Before we knew it, our last day in Kyrgyzstan had arrived. The orphanage that we visited on the last day was different than all of the others we had seen previously. This one was run by a sweet couple from Oklahoma who have lived in Kyrgyzstan for over twenty years. Allen and Cheryl started by giving us a tour of the orphanage, which was much smaller than any of the orphanages we had been to before, as it was privately run. They showed us the girls’ cabin and dining hall, then took us to a building next door where they kept the boys’ cabin and classroom, where they teach English lessons.

Then we returned to the hall and played all kinds of board and card games. Joe, Sierra, and I played “The Game of Life” with a teenage boy named Nikita and a teenage girl named Katerina. Then I played “Spit” with two girls, named Nara and Katerina, and a boy named L.T. They were admittedly much better than I was, and I am ashamed to say I lost nearly every game. Allen and Cheryl generously ordered pizza for all of us, and I talked with L.T., Katerina, and a girl named Ayesha about life in Kyrgyzstan. They told me that they go to private school and that they want to study at university when they get older. After we ate, we went outside to the courtyard and played basketball and volleyball. They knew little about American life, so I told them about American basketball players like LeBron James and Michael Jordan.

Before we left, we all took a group picture and said our goodbyes. It was by far the best experience we had at an orphanage; the kids had a great relationship with Allen and Cheryl, and they even called them Mom and Dad. They often take them on trips to Lake Issyk-Kul and teach them English lessons, as well as lessons on manners. I fell in love with this orphanage, and one day I wish to return and visit with everyone there. The people I met inspired me and gave me hope that despite the situations that they are faced with, they all come together as a family and live by one another.

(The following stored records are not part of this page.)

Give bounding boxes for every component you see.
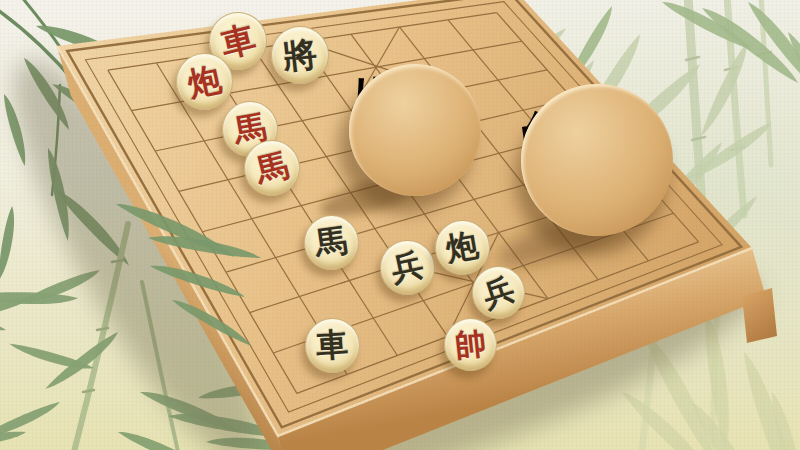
piece-glyph: 炮 bbox=[443, 228, 480, 265]
piece-glyph: 馬 bbox=[253, 149, 292, 188]
piece-red-general[interactable]: 帥 bbox=[444, 318, 497, 371]
showcase-piece-black-general: 將 bbox=[345, 60, 486, 201]
piece-glyph: 炮 bbox=[184, 61, 223, 100]
pieces-layer: 車將炮馬馬馬兵炮兵車帥將帥 bbox=[0, 0, 800, 450]
piece-black-soldier[interactable]: 兵 bbox=[472, 266, 525, 319]
piece-black-chariot[interactable]: 車 bbox=[305, 318, 360, 373]
piece-black-cannon[interactable]: 炮 bbox=[435, 220, 490, 275]
piece-glyph: 將 bbox=[281, 36, 318, 73]
piece-red-cannon[interactable]: 炮 bbox=[176, 53, 233, 110]
piece-glyph: 車 bbox=[217, 20, 258, 61]
piece-black-soldier[interactable]: 兵 bbox=[380, 240, 435, 295]
piece-black-horse[interactable]: 馬 bbox=[304, 215, 359, 270]
piece-black-general[interactable]: 將 bbox=[271, 26, 329, 84]
piece-glyph: 帥 bbox=[453, 327, 487, 361]
xiangqi-splash-scene: 車將炮馬馬馬兵炮兵車帥將帥 bbox=[0, 0, 800, 450]
piece-glyph: 馬 bbox=[313, 224, 349, 260]
piece-glyph: 兵 bbox=[478, 272, 517, 311]
piece-glyph: 車 bbox=[315, 328, 349, 362]
piece-red-horse[interactable]: 馬 bbox=[244, 140, 300, 196]
showcase-piece-red-general: 帥 bbox=[511, 74, 683, 246]
piece-glyph: 兵 bbox=[388, 248, 426, 286]
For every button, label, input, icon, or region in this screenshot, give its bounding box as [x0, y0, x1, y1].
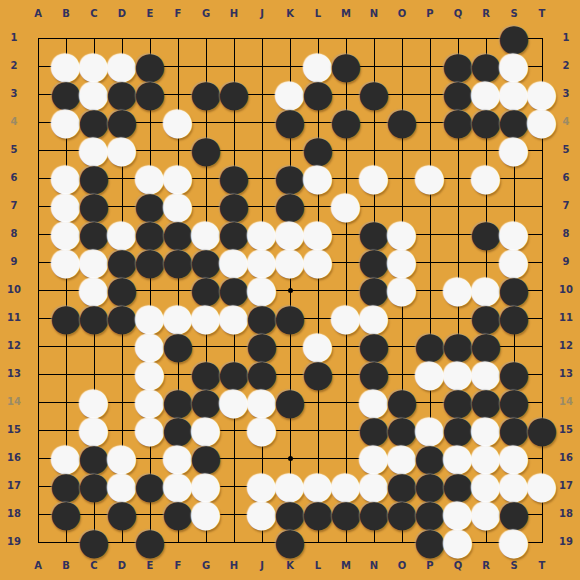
intersection-F3[interactable]: [164, 80, 192, 108]
intersection-E11[interactable]: ●: [136, 304, 164, 332]
intersection-F17[interactable]: ●: [164, 472, 192, 500]
intersection-R1[interactable]: [472, 24, 500, 52]
intersection-K1[interactable]: [276, 24, 304, 52]
intersection-P7[interactable]: [416, 192, 444, 220]
intersection-C18[interactable]: [80, 500, 108, 528]
intersection-P9[interactable]: [416, 248, 444, 276]
intersection-F10[interactable]: [164, 276, 192, 304]
intersection-Q3[interactable]: ●: [444, 80, 472, 108]
intersection-E17[interactable]: ●: [136, 472, 164, 500]
intersection-K8[interactable]: ●: [276, 220, 304, 248]
intersection-T5[interactable]: [528, 136, 556, 164]
intersection-O5[interactable]: [388, 136, 416, 164]
intersection-M3[interactable]: [332, 80, 360, 108]
intersection-A8[interactable]: [24, 220, 52, 248]
intersection-R13[interactable]: ●: [472, 360, 500, 388]
intersection-M14[interactable]: [332, 388, 360, 416]
intersection-H12[interactable]: [220, 332, 248, 360]
intersection-J18[interactable]: ●: [248, 500, 276, 528]
intersection-H11[interactable]: ●: [220, 304, 248, 332]
intersection-Q14[interactable]: ●: [444, 388, 472, 416]
intersection-E13[interactable]: ●: [136, 360, 164, 388]
intersection-Q16[interactable]: ●: [444, 444, 472, 472]
intersection-C1[interactable]: [80, 24, 108, 52]
intersection-B11[interactable]: ●: [52, 304, 80, 332]
intersection-L2[interactable]: ●: [304, 52, 332, 80]
intersection-G12[interactable]: [192, 332, 220, 360]
intersection-P18[interactable]: ●: [416, 500, 444, 528]
intersection-F4[interactable]: ●: [164, 108, 192, 136]
intersection-P3[interactable]: [416, 80, 444, 108]
intersection-A6[interactable]: [24, 164, 52, 192]
intersection-J7[interactable]: [248, 192, 276, 220]
intersection-M16[interactable]: [332, 444, 360, 472]
intersection-O17[interactable]: ●: [388, 472, 416, 500]
intersection-C13[interactable]: [80, 360, 108, 388]
intersection-P12[interactable]: ●: [416, 332, 444, 360]
intersection-B2[interactable]: ●: [52, 52, 80, 80]
intersection-S10[interactable]: ●: [500, 276, 528, 304]
intersection-P15[interactable]: ●: [416, 416, 444, 444]
intersection-B9[interactable]: ●: [52, 248, 80, 276]
intersection-T18[interactable]: [528, 500, 556, 528]
intersection-N8[interactable]: ●: [360, 220, 388, 248]
intersection-S12[interactable]: [500, 332, 528, 360]
intersection-G17[interactable]: ●: [192, 472, 220, 500]
intersection-D17[interactable]: ●: [108, 472, 136, 500]
intersection-T12[interactable]: [528, 332, 556, 360]
intersection-J14[interactable]: ●: [248, 388, 276, 416]
intersection-L12[interactable]: ●: [304, 332, 332, 360]
intersection-K5[interactable]: [276, 136, 304, 164]
intersection-T13[interactable]: [528, 360, 556, 388]
intersection-Q19[interactable]: ●: [444, 528, 472, 556]
intersection-F6[interactable]: ●: [164, 164, 192, 192]
intersection-K7[interactable]: ●: [276, 192, 304, 220]
intersection-B17[interactable]: ●: [52, 472, 80, 500]
intersection-A10[interactable]: [24, 276, 52, 304]
intersection-S15[interactable]: ●: [500, 416, 528, 444]
intersection-M15[interactable]: [332, 416, 360, 444]
intersection-L6[interactable]: ●: [304, 164, 332, 192]
intersection-M11[interactable]: ●: [332, 304, 360, 332]
intersection-S3[interactable]: ●: [500, 80, 528, 108]
intersection-C16[interactable]: ●: [80, 444, 108, 472]
intersection-D3[interactable]: ●: [108, 80, 136, 108]
intersection-D14[interactable]: [108, 388, 136, 416]
intersection-H9[interactable]: ●: [220, 248, 248, 276]
intersection-O7[interactable]: [388, 192, 416, 220]
intersection-N1[interactable]: [360, 24, 388, 52]
intersection-A7[interactable]: [24, 192, 52, 220]
intersection-E8[interactable]: ●: [136, 220, 164, 248]
intersection-R12[interactable]: ●: [472, 332, 500, 360]
intersection-H4[interactable]: [220, 108, 248, 136]
intersection-N17[interactable]: ●: [360, 472, 388, 500]
intersection-J12[interactable]: ●: [248, 332, 276, 360]
intersection-G15[interactable]: ●: [192, 416, 220, 444]
intersection-B7[interactable]: ●: [52, 192, 80, 220]
intersection-L1[interactable]: [304, 24, 332, 52]
intersection-G7[interactable]: [192, 192, 220, 220]
intersection-N3[interactable]: ●: [360, 80, 388, 108]
intersection-S8[interactable]: ●: [500, 220, 528, 248]
intersection-J8[interactable]: ●: [248, 220, 276, 248]
intersection-S19[interactable]: ●: [500, 528, 528, 556]
intersection-S2[interactable]: ●: [500, 52, 528, 80]
intersection-E15[interactable]: ●: [136, 416, 164, 444]
intersection-N14[interactable]: ●: [360, 388, 388, 416]
intersection-H8[interactable]: ●: [220, 220, 248, 248]
intersection-Q6[interactable]: [444, 164, 472, 192]
intersection-J3[interactable]: [248, 80, 276, 108]
intersection-S7[interactable]: [500, 192, 528, 220]
intersection-A17[interactable]: [24, 472, 52, 500]
intersection-R6[interactable]: ●: [472, 164, 500, 192]
intersection-R2[interactable]: ●: [472, 52, 500, 80]
intersection-H14[interactable]: ●: [220, 388, 248, 416]
intersection-J15[interactable]: ●: [248, 416, 276, 444]
intersection-L15[interactable]: [304, 416, 332, 444]
intersection-G8[interactable]: ●: [192, 220, 220, 248]
intersection-K13[interactable]: [276, 360, 304, 388]
intersection-Q1[interactable]: [444, 24, 472, 52]
intersection-N15[interactable]: ●: [360, 416, 388, 444]
intersection-D2[interactable]: ●: [108, 52, 136, 80]
intersection-K11[interactable]: ●: [276, 304, 304, 332]
intersection-L10[interactable]: [304, 276, 332, 304]
intersection-T6[interactable]: [528, 164, 556, 192]
intersection-H1[interactable]: [220, 24, 248, 52]
intersection-D11[interactable]: ●: [108, 304, 136, 332]
intersection-H18[interactable]: [220, 500, 248, 528]
intersection-O1[interactable]: [388, 24, 416, 52]
intersection-P1[interactable]: [416, 24, 444, 52]
intersection-H10[interactable]: ●: [220, 276, 248, 304]
intersection-K18[interactable]: ●: [276, 500, 304, 528]
intersection-G5[interactable]: ●: [192, 136, 220, 164]
intersection-R15[interactable]: ●: [472, 416, 500, 444]
intersection-P8[interactable]: [416, 220, 444, 248]
intersection-E4[interactable]: [136, 108, 164, 136]
intersection-Q7[interactable]: [444, 192, 472, 220]
intersection-R7[interactable]: [472, 192, 500, 220]
intersection-E14[interactable]: ●: [136, 388, 164, 416]
intersection-G19[interactable]: [192, 528, 220, 556]
intersection-E10[interactable]: [136, 276, 164, 304]
intersection-B19[interactable]: [52, 528, 80, 556]
intersection-F5[interactable]: [164, 136, 192, 164]
intersection-N4[interactable]: [360, 108, 388, 136]
intersection-P5[interactable]: [416, 136, 444, 164]
intersection-F19[interactable]: [164, 528, 192, 556]
intersection-B12[interactable]: [52, 332, 80, 360]
intersection-Q5[interactable]: [444, 136, 472, 164]
intersection-Q17[interactable]: ●: [444, 472, 472, 500]
intersection-P19[interactable]: ●: [416, 528, 444, 556]
intersection-S16[interactable]: ●: [500, 444, 528, 472]
intersection-L11[interactable]: [304, 304, 332, 332]
intersection-B3[interactable]: ●: [52, 80, 80, 108]
intersection-D1[interactable]: [108, 24, 136, 52]
intersection-R4[interactable]: ●: [472, 108, 500, 136]
intersection-B13[interactable]: [52, 360, 80, 388]
intersection-K2[interactable]: [276, 52, 304, 80]
intersection-J10[interactable]: ●: [248, 276, 276, 304]
intersection-C17[interactable]: ●: [80, 472, 108, 500]
intersection-L4[interactable]: [304, 108, 332, 136]
intersection-K17[interactable]: ●: [276, 472, 304, 500]
intersection-L5[interactable]: ●: [304, 136, 332, 164]
intersection-L3[interactable]: ●: [304, 80, 332, 108]
intersection-C11[interactable]: ●: [80, 304, 108, 332]
intersection-A1[interactable]: [24, 24, 52, 52]
intersection-S11[interactable]: ●: [500, 304, 528, 332]
intersection-O9[interactable]: ●: [388, 248, 416, 276]
intersection-H5[interactable]: [220, 136, 248, 164]
intersection-P10[interactable]: [416, 276, 444, 304]
intersection-D5[interactable]: ●: [108, 136, 136, 164]
intersection-B8[interactable]: ●: [52, 220, 80, 248]
intersection-P6[interactable]: ●: [416, 164, 444, 192]
intersection-G4[interactable]: [192, 108, 220, 136]
intersection-E9[interactable]: ●: [136, 248, 164, 276]
intersection-E16[interactable]: [136, 444, 164, 472]
intersection-R3[interactable]: ●: [472, 80, 500, 108]
intersection-A9[interactable]: [24, 248, 52, 276]
intersection-T1[interactable]: [528, 24, 556, 52]
intersection-M6[interactable]: [332, 164, 360, 192]
intersection-T4[interactable]: ●: [528, 108, 556, 136]
intersection-D9[interactable]: ●: [108, 248, 136, 276]
intersection-M8[interactable]: [332, 220, 360, 248]
intersection-E3[interactable]: ●: [136, 80, 164, 108]
intersection-F16[interactable]: ●: [164, 444, 192, 472]
intersection-O19[interactable]: [388, 528, 416, 556]
intersection-O4[interactable]: ●: [388, 108, 416, 136]
intersection-C4[interactable]: ●: [80, 108, 108, 136]
intersection-T8[interactable]: [528, 220, 556, 248]
intersection-D10[interactable]: ●: [108, 276, 136, 304]
intersection-R18[interactable]: ●: [472, 500, 500, 528]
intersection-L18[interactable]: ●: [304, 500, 332, 528]
intersection-H15[interactable]: [220, 416, 248, 444]
intersection-B18[interactable]: ●: [52, 500, 80, 528]
intersection-P2[interactable]: [416, 52, 444, 80]
intersection-Q15[interactable]: ●: [444, 416, 472, 444]
intersection-Q11[interactable]: [444, 304, 472, 332]
intersection-R11[interactable]: ●: [472, 304, 500, 332]
intersection-D19[interactable]: [108, 528, 136, 556]
intersection-P14[interactable]: [416, 388, 444, 416]
intersection-A14[interactable]: [24, 388, 52, 416]
intersection-Q10[interactable]: ●: [444, 276, 472, 304]
intersection-A2[interactable]: [24, 52, 52, 80]
intersection-T3[interactable]: ●: [528, 80, 556, 108]
intersection-G3[interactable]: ●: [192, 80, 220, 108]
intersection-J17[interactable]: ●: [248, 472, 276, 500]
intersection-R14[interactable]: ●: [472, 388, 500, 416]
intersection-J19[interactable]: [248, 528, 276, 556]
intersection-O8[interactable]: ●: [388, 220, 416, 248]
intersection-N18[interactable]: ●: [360, 500, 388, 528]
intersection-C6[interactable]: ●: [80, 164, 108, 192]
intersection-G9[interactable]: ●: [192, 248, 220, 276]
intersection-S4[interactable]: ●: [500, 108, 528, 136]
intersection-J11[interactable]: ●: [248, 304, 276, 332]
intersection-J9[interactable]: ●: [248, 248, 276, 276]
intersection-M13[interactable]: [332, 360, 360, 388]
intersection-N12[interactable]: ●: [360, 332, 388, 360]
intersection-M12[interactable]: [332, 332, 360, 360]
intersection-G13[interactable]: ●: [192, 360, 220, 388]
intersection-C12[interactable]: [80, 332, 108, 360]
intersection-C5[interactable]: ●: [80, 136, 108, 164]
intersection-S18[interactable]: ●: [500, 500, 528, 528]
intersection-K15[interactable]: [276, 416, 304, 444]
intersection-A13[interactable]: [24, 360, 52, 388]
intersection-A12[interactable]: [24, 332, 52, 360]
intersection-N9[interactable]: ●: [360, 248, 388, 276]
intersection-A5[interactable]: [24, 136, 52, 164]
intersection-N11[interactable]: ●: [360, 304, 388, 332]
intersection-F1[interactable]: [164, 24, 192, 52]
intersection-Q9[interactable]: [444, 248, 472, 276]
intersection-S1[interactable]: ●: [500, 24, 528, 52]
intersection-E12[interactable]: ●: [136, 332, 164, 360]
intersection-G16[interactable]: ●: [192, 444, 220, 472]
intersection-K10[interactable]: [276, 276, 304, 304]
intersection-M2[interactable]: ●: [332, 52, 360, 80]
intersection-J1[interactable]: [248, 24, 276, 52]
intersection-F11[interactable]: ●: [164, 304, 192, 332]
intersection-D7[interactable]: [108, 192, 136, 220]
intersection-C15[interactable]: ●: [80, 416, 108, 444]
intersection-P17[interactable]: ●: [416, 472, 444, 500]
intersection-N5[interactable]: [360, 136, 388, 164]
intersection-S13[interactable]: ●: [500, 360, 528, 388]
intersection-D8[interactable]: ●: [108, 220, 136, 248]
intersection-R17[interactable]: ●: [472, 472, 500, 500]
intersection-K4[interactable]: ●: [276, 108, 304, 136]
intersection-P4[interactable]: [416, 108, 444, 136]
intersection-B5[interactable]: [52, 136, 80, 164]
intersection-S9[interactable]: ●: [500, 248, 528, 276]
intersection-K19[interactable]: ●: [276, 528, 304, 556]
intersection-Q12[interactable]: ●: [444, 332, 472, 360]
intersection-G1[interactable]: [192, 24, 220, 52]
intersection-R5[interactable]: [472, 136, 500, 164]
intersection-N19[interactable]: [360, 528, 388, 556]
intersection-T9[interactable]: [528, 248, 556, 276]
intersection-J4[interactable]: [248, 108, 276, 136]
intersection-O12[interactable]: [388, 332, 416, 360]
intersection-L16[interactable]: [304, 444, 332, 472]
intersection-C19[interactable]: ●: [80, 528, 108, 556]
intersection-K9[interactable]: ●: [276, 248, 304, 276]
intersection-G14[interactable]: ●: [192, 388, 220, 416]
intersection-F15[interactable]: ●: [164, 416, 192, 444]
intersection-L13[interactable]: ●: [304, 360, 332, 388]
intersection-D6[interactable]: [108, 164, 136, 192]
intersection-T17[interactable]: ●: [528, 472, 556, 500]
intersection-L8[interactable]: ●: [304, 220, 332, 248]
intersection-G6[interactable]: [192, 164, 220, 192]
intersection-C8[interactable]: ●: [80, 220, 108, 248]
intersection-A19[interactable]: [24, 528, 52, 556]
intersection-A16[interactable]: [24, 444, 52, 472]
intersection-D4[interactable]: ●: [108, 108, 136, 136]
intersection-O14[interactable]: ●: [388, 388, 416, 416]
intersection-A11[interactable]: [24, 304, 52, 332]
intersection-T11[interactable]: [528, 304, 556, 332]
intersection-L14[interactable]: [304, 388, 332, 416]
intersection-E18[interactable]: [136, 500, 164, 528]
intersection-C10[interactable]: ●: [80, 276, 108, 304]
intersection-L17[interactable]: ●: [304, 472, 332, 500]
intersection-C2[interactable]: ●: [80, 52, 108, 80]
intersection-E5[interactable]: [136, 136, 164, 164]
intersection-P16[interactable]: ●: [416, 444, 444, 472]
intersection-B14[interactable]: [52, 388, 80, 416]
intersection-J6[interactable]: [248, 164, 276, 192]
intersection-N2[interactable]: [360, 52, 388, 80]
intersection-K3[interactable]: ●: [276, 80, 304, 108]
intersection-F14[interactable]: ●: [164, 388, 192, 416]
intersection-Q8[interactable]: [444, 220, 472, 248]
intersection-R9[interactable]: [472, 248, 500, 276]
intersection-F9[interactable]: ●: [164, 248, 192, 276]
intersection-T10[interactable]: [528, 276, 556, 304]
intersection-M19[interactable]: [332, 528, 360, 556]
intersection-T14[interactable]: [528, 388, 556, 416]
intersection-H3[interactable]: ●: [220, 80, 248, 108]
intersection-N6[interactable]: ●: [360, 164, 388, 192]
intersection-C14[interactable]: ●: [80, 388, 108, 416]
intersection-B16[interactable]: ●: [52, 444, 80, 472]
intersection-T2[interactable]: [528, 52, 556, 80]
intersection-G11[interactable]: ●: [192, 304, 220, 332]
intersection-R10[interactable]: ●: [472, 276, 500, 304]
intersection-E6[interactable]: ●: [136, 164, 164, 192]
intersection-M10[interactable]: [332, 276, 360, 304]
intersection-O2[interactable]: [388, 52, 416, 80]
intersection-M9[interactable]: [332, 248, 360, 276]
intersection-E1[interactable]: [136, 24, 164, 52]
intersection-H16[interactable]: [220, 444, 248, 472]
intersection-A3[interactable]: [24, 80, 52, 108]
intersection-K12[interactable]: [276, 332, 304, 360]
intersection-F2[interactable]: [164, 52, 192, 80]
intersection-H19[interactable]: [220, 528, 248, 556]
intersection-F18[interactable]: ●: [164, 500, 192, 528]
intersection-H2[interactable]: [220, 52, 248, 80]
intersection-G18[interactable]: ●: [192, 500, 220, 528]
intersection-O6[interactable]: [388, 164, 416, 192]
intersection-O18[interactable]: ●: [388, 500, 416, 528]
intersection-R19[interactable]: [472, 528, 500, 556]
intersection-N10[interactable]: ●: [360, 276, 388, 304]
intersection-B15[interactable]: [52, 416, 80, 444]
intersection-D12[interactable]: [108, 332, 136, 360]
intersection-M7[interactable]: ●: [332, 192, 360, 220]
intersection-Q4[interactable]: ●: [444, 108, 472, 136]
intersection-T15[interactable]: ●: [528, 416, 556, 444]
intersection-L19[interactable]: [304, 528, 332, 556]
intersection-D18[interactable]: ●: [108, 500, 136, 528]
intersection-O10[interactable]: ●: [388, 276, 416, 304]
intersection-C9[interactable]: ●: [80, 248, 108, 276]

We each left a piece of our hearts back in Kyrgyzstan with those children, and it is an experience that has changed all of us. While I was glad to be home and with my family again, a part of me missed Bishkek and all the amazing people I had met. If there is one thing that I have learned from this trip that I could pass on to others, it would be to appreciate the life that you live, and never take it for granted. Be happy that your worst problems might be your grades or fights with your family because it could be so much worse. Feel fortunate that you have a family that loves and supports you and everything you do. Be grateful that you have the physical ability to do even simple tasks in life, like walking, talking, and writing. Never take these aspects of your life for granted, and remember to appreciate all the amazing things that you have been blessed with in life.